Hasil: Ukuran ANOVA berulang (α = 0,05) menunjukkan perbedaan signifikan antara skor jumlah rating antara kelompok tes dan kelompok kontrol (P = 0,004). Partisipan yang dididik dalam hal keahlian komunikasi mengalami peningkatan signifikan (Δ = +14,9; P = 0,004), sedangkan pada kelompok kontrol tidak ada pertambahan kompetensi komunikasi praktis yang diamati (Δ = -3,9; P = 0,23).

Kesimpulan; Bisa ditunjukkan bahwa semata-mata berinteraksi dengan pasien selama sebuah praktik perawatan klinis tidak meningkatkan keahlian komunikasi profesional. Sebaliknya, implementasi sebuah kursus keahlian komunikasi memperbaiki kompetensi praktis dalam hal interaksi dokter gigi-pasien.

Pendahuluan

Komunikasi yang baik sangat penting bagi praktik klinis dan memiliki banyak efek positif dalam interaksi harian antara dokter (dokter gigi) dan pasien: perbaikan bisa ditemukan untuk kesehatan pasien, pelaporan sendiri pasien tentang keadaan kesehatannya, kualitas dan kuantitas informasi yang diperoleh, atau pembentukan hubungan terapeutik. Lebih lanjut, kepuasan pasien dan dokter meningkat dan menurunnnya jumlah trial malpraktik yang telah dilaporkan. Dalam hal ini, semakin banyak yang berminat dalam kedokteran dan kedokteran gigi untuk memadukan pengajaran komunikasi dalam kurikulum dan untuk menentukan target-target pembelajaran untuk tingkat-tingkat kualifikasi berbeda pada pendidikan klinis pra dan pasca sarjana. Organisasi Kesehatan Dunia menentukan kriteria dokter yang baik dalam lima atribut umum sebagai seorang komunikator yang sangat baik.

Seperti badan lainnya, Association for Dental Education inf Europe telah melakukan aktivitas untuk mengharmoniskan kurikulum kedokteran gigi di negara-negara Uni eropa. Sebuah paper posisi menentukan profil kompetensi dari dokter gigi Eropa dan implikasi terkait untuk pendidikan kedokteran gigi. “Komunikasi dan Keahlian Antar-Pribadi” disoroti sebagai kompetensi utama dan salah satu dari tujuh hal yang mewakili kategori-kategori luas dari aktivitas profesional.

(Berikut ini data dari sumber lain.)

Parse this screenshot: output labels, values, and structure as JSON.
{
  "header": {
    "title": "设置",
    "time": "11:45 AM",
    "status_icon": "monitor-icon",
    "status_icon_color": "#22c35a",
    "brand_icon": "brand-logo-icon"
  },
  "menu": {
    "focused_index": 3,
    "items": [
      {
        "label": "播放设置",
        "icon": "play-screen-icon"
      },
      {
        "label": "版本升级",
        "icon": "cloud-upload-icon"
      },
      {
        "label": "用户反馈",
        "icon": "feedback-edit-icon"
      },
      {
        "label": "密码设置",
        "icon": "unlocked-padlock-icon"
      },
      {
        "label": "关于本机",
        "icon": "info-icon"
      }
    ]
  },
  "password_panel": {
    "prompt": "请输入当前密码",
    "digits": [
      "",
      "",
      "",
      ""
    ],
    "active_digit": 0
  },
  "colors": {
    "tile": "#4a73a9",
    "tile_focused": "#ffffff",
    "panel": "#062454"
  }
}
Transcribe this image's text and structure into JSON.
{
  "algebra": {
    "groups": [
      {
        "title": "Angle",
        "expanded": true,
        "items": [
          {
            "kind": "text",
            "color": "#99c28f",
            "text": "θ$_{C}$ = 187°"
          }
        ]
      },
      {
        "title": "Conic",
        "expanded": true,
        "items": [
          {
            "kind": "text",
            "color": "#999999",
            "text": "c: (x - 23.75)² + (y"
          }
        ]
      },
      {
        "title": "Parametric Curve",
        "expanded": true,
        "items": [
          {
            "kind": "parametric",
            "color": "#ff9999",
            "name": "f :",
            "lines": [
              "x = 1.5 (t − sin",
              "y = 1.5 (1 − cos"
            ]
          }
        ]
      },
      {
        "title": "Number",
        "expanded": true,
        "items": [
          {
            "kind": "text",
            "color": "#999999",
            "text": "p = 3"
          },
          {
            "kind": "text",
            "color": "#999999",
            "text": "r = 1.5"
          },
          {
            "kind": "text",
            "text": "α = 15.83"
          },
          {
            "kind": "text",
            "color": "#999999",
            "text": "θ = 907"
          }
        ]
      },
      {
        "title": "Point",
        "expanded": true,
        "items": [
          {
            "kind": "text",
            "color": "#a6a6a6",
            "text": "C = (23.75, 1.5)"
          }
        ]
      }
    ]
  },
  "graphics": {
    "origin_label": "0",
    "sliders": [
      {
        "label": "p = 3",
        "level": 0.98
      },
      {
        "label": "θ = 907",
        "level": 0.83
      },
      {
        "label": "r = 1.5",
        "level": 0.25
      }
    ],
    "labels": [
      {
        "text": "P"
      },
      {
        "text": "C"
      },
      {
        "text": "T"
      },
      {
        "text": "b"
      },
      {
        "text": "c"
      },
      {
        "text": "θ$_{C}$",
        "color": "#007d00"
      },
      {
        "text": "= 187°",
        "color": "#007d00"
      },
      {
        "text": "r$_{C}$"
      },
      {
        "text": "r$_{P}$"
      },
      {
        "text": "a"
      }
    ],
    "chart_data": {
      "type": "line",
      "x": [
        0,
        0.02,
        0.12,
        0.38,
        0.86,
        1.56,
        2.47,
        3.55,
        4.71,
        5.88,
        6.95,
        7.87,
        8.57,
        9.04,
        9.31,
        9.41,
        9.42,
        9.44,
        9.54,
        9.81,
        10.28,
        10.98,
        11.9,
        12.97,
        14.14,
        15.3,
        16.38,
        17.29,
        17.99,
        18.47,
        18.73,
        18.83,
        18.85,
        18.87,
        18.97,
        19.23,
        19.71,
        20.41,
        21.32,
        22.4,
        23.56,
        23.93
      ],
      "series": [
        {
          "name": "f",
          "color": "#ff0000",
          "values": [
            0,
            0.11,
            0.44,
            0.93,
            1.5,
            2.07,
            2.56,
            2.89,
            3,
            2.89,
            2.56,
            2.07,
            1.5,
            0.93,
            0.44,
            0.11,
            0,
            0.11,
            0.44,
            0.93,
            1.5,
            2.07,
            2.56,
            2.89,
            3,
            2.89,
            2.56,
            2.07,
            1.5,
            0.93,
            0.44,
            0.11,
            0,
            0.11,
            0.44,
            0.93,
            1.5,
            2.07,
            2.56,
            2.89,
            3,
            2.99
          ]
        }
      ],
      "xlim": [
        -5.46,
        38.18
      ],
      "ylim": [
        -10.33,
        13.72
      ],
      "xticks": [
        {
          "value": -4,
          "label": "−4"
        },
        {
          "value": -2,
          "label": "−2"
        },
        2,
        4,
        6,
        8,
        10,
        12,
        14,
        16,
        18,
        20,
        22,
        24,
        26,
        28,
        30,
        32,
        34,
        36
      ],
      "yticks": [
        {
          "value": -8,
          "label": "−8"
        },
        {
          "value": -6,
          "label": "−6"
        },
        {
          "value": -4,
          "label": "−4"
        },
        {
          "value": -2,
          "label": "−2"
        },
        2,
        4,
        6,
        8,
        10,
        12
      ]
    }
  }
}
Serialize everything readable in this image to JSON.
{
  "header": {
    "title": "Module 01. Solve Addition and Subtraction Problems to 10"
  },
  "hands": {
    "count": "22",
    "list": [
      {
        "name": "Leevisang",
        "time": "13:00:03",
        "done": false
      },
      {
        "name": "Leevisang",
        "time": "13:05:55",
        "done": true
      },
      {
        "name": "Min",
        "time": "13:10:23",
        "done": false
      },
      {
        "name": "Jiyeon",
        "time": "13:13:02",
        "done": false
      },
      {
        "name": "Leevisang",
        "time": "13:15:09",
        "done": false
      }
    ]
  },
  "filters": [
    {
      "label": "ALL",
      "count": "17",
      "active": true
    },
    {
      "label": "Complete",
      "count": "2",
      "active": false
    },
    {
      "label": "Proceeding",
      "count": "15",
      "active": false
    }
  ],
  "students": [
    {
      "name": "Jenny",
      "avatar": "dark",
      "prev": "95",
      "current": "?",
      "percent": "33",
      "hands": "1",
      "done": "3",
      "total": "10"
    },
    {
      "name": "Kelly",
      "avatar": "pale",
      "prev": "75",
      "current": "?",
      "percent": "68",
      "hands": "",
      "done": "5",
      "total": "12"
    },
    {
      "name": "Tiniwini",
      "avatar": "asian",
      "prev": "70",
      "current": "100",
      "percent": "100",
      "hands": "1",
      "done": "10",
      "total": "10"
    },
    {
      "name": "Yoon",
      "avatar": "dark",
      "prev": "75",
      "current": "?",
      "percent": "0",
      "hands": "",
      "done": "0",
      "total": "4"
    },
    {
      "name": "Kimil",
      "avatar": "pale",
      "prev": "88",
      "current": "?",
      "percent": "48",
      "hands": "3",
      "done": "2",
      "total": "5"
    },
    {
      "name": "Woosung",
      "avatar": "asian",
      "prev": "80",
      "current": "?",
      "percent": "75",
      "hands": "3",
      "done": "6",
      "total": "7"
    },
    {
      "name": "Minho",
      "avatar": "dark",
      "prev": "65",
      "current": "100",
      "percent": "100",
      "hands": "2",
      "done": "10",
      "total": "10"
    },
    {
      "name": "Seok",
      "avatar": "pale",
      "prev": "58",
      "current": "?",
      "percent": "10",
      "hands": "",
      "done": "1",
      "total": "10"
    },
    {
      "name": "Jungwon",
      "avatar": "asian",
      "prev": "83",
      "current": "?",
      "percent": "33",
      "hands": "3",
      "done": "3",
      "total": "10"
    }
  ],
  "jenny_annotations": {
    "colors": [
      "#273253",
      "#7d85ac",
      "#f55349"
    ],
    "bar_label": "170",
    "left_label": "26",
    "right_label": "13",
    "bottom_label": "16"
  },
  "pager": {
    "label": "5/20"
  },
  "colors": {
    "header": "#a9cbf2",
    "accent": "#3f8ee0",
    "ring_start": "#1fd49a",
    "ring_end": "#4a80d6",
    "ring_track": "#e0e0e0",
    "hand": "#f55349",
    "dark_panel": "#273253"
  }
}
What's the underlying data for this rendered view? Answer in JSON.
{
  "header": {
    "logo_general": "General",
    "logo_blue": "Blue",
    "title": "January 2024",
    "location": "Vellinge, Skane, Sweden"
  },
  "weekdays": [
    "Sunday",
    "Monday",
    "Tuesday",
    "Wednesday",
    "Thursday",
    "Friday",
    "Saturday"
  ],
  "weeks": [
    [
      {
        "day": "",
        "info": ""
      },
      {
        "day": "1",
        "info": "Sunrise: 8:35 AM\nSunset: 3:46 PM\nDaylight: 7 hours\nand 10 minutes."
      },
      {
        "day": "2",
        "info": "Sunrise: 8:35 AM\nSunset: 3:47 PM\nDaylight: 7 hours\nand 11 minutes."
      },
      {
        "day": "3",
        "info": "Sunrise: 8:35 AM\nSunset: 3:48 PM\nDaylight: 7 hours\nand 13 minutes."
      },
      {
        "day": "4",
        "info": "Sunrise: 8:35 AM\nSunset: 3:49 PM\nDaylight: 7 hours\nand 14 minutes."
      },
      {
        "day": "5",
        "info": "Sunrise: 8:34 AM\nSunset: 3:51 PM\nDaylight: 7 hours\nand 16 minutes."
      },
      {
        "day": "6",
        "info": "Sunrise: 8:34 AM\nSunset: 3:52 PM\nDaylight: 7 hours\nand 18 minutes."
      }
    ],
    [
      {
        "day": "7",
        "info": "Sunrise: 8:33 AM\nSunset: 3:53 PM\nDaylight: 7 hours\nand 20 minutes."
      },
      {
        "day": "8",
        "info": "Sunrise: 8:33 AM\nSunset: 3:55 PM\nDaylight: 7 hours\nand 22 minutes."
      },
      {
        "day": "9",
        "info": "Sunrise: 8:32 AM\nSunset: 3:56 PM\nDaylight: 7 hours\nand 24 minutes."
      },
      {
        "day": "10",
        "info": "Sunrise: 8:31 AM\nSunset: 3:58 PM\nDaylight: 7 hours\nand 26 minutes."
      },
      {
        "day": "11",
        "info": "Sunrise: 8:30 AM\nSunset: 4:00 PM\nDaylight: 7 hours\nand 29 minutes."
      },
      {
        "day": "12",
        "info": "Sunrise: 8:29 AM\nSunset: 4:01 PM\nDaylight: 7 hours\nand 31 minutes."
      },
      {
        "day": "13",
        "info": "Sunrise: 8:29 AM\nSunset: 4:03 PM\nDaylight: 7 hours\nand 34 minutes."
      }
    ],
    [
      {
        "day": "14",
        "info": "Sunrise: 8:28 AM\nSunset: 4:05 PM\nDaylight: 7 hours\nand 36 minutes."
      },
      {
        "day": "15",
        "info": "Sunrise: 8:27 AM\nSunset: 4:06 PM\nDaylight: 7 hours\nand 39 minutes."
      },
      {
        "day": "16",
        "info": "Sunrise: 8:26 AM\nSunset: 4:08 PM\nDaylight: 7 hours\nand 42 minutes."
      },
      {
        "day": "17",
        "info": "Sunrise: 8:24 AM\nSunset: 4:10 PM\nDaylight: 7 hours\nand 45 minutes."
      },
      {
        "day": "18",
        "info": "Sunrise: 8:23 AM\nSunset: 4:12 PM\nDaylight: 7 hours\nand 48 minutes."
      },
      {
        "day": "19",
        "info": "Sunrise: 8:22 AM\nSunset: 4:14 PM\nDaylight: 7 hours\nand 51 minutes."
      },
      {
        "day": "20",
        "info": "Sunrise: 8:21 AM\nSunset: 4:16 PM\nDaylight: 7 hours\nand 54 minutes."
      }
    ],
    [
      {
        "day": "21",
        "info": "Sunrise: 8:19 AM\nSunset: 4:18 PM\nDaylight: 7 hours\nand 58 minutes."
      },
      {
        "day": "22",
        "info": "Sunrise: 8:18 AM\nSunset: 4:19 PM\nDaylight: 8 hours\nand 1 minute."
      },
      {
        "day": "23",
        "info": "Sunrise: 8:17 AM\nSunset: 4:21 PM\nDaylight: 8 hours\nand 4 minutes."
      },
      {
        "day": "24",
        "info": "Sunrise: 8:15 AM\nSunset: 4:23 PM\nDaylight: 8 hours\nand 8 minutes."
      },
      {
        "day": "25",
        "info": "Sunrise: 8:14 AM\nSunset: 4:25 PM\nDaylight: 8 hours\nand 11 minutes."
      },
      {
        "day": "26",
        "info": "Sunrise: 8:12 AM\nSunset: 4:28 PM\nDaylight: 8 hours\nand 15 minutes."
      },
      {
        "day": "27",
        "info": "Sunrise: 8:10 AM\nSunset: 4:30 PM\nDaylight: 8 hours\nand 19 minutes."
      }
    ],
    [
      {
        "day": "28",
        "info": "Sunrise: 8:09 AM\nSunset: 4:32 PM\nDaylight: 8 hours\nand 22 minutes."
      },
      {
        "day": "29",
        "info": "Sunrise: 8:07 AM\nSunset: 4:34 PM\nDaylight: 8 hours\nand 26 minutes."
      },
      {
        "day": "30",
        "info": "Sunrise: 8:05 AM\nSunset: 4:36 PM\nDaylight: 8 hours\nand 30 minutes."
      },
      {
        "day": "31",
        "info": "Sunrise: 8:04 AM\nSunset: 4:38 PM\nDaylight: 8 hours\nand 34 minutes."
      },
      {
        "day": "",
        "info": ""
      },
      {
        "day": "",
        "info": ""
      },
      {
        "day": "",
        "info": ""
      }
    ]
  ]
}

Selain dalam kedokteran umum dimana banyak kelompok penelitian dan rumah sakit yang berdedikasi untuk komunikasi dokter-pasien, program-program pelatihan khusus dalam pendidikan kedokteran gigi yang meningkatkan komunikasi dalam hal kunjungan ke dokter gigi dan penelitian lebih sulit ditemukan dalam literatur.

Salah satu motif yang mungkin untuk sikap awal ini adalah bahwa belum jelas apakah pendidikan klinis saja bisa mengarah pada kompetensi dalam keahlian komunikasi. Lebih lanjut, pengimplementasian sebuah kursus keahlian komunikasi dengan pengajaran kelompok-kecil merupakan pekerjaan yang intensif tenaga kerja dan menentukan standar yang tinggi untuk kualifikasi dalam komunikasi dan pengajaran bagi fasilitator. Berbeda dengan bidang pendidikan lain dalam kedokteran gigi, komunikasi terkait dengan konsep harga diri individual dari para pembelajar. Pengalaman yang didapatkan dalam bidang lain tidak akan secara otomatis diterjemahkan menjadi komunikasi yang efektif. Kurangnya staf yang terlatih merupakan kendala yang paling sering disebutkan untuk keberhasilan pengajaran komunikasi.

Dengan demikian, penting untuk mengevaluasi sejauh mana pendidikan dalam keahlian komunikasi diperlukan dalam kedokteran gigi, dengan orientasi praktisnya yang cukup besar. Jika hipotesis ini ingin diterima, ini akan menimbulkan pertanyaan tentang penggunaan efisien dari sumber daya pendidikan yang terbatas, misalnya, seberapa seragam kelompok target berkenaan dengan kualifikasi awal dan perbedaan jender yang ada.

Pendidikan kedokteran gigi pra-sarjana di Jerman lazimnya ditandai dengan banyaknya kursus laboratorium dan klinis, yang menghasilkan banyak pertemuan pasien khususnya pada periode-periode klinik. Akan tetapi, aspek-aspek komunikasi pasien-dokter gigi dengan kursus spesifik jarang terpadu dalam kurikulum standar. Pada tahun 2005, kami membuat sebuah konsep pengajaran terpadu untuk kursus-kursus dalam Kedokteran Gigi Operatif dan Periodontologi di sekolah kedokteran gigi kami untuk membuat peka para fasilitator dan mahasiswa terhadap bidang interaksi pasien dan untuk mengkalibrasi diri kami dalam hal proses dan konten kursus tersebut.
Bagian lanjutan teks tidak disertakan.